By Guuto Dolal
Jordan Peele is best known for his work on the television series Key and Peele, with his comedic partner Keegan Michael Key, but in his directorial debut Get Out, he veers into an entirely new direction. The film tells the story of a black man’s experience meeting his white girlfriend’s family in a wealthy secluded suburb that might have something terrifying going on under the surface. Get Out has a lot to say about race, and does so effectively through a creative plot, great performances and fun direction
Peele’s strength in this film is his ability to capture the uncomfortableness of unintended racism. A great number of the conversations the protagonist Chris Washington (Daniel Kaluuya) has with people of other races are based on the fact that he is a black man. This effectively communicates the constant awkwardness people of colour must deal with in their everyday lives. I must praise the writing of this film as it is a creative and original way to convey a message. The story is told in a way that makes it feel fresh and new even though it’s a message we’ve heard before. The performances are stellar throughout Get Out but Betty Gabriel stole the show as the maid Georgina. Whenever she is on screen, she unsettled the audience with her legitimately creepy performance. Bradley Whitford is hilarious in this film as an older white man trying to connect with Chris. Daniel Kaluuya and Allison Williams are both excellent as the young couple on this trip and Milton Howery was laugh out loud funny as the comedic relief. The scenes of dark comedy with Howery are where Peele’s style shines. He induces laughter directly after uncomfortable moments, reminding the audience of his time on television. This mix of comedy and horror are reminiscent of The Cabin in The Woods (2012).

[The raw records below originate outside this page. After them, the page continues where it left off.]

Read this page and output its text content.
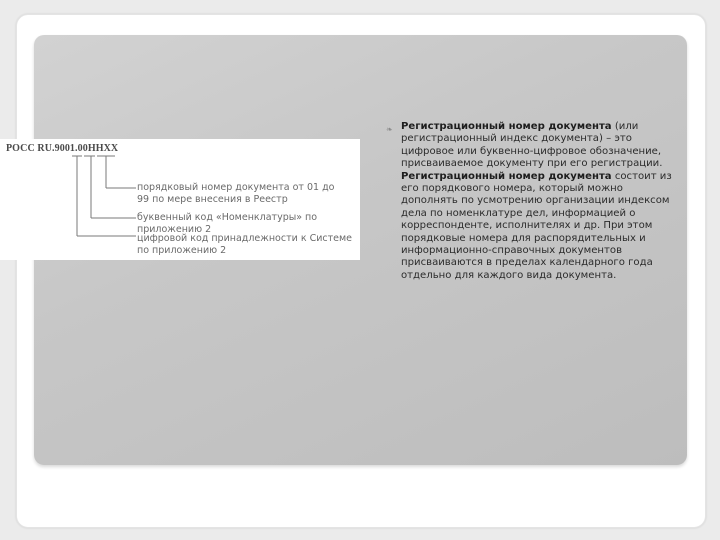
РОСС RU.9001.00ННХХ
порядковый номер документа от 01 до 99 по мере внесения в Реестр
буквенный код «Номенклатуры» по приложению 2
цифровой код принадлежности к Системе по приложению 2
❧ Регистрационный номер документа (или регистрационный индекс документа) – это цифровое или буквенно-цифровое обозначение, присваиваемое документу при его регистрации. Регистрационный номер документа состоит из его порядкового номера, который можно дополнять по усмотрению организации индексом дела по номенклатуре дел, информацией о корреспонденте, исполнителях и др. При этом порядковые номера для распорядительных и информационно-справочных документов присваиваются в пределах календарного года отдельно для каждого вида документа.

Get Out also succeeds because it trusts its audience. Peele subtly and discreetly gives the viewers information about the plot instead of a relying on verbal exposition like most modern horror films. It’s the type of project that requires a second viewing to confirm that no details were missed. Peele constantly pushes you to look back at what you’ve already watched to connect the dots and discover what’s going on. His detail-oriented approach to this film is evident in the final product and it pays off greatly. My only complaint about the film is the use of multiple genre clichés, like dead cell phones and keys being lost at crucial times, that take you out of the experience. Fortunately, though, the intriguing plot always pulls you back in.
Get Out is an unsettling horror film with a great deal of social commentary, and almost every minute of it is enjoyable. Jordan Peele has proven himself to be a versatile filmmaker and has me anticipating his next project. Whether you are a fan of horror or not, this is a film you need to see. It is an opportunity to feel the awkwardness of racism and to see what people of colour deal with on a regular basis. Get Out is definitely worth the price of admission.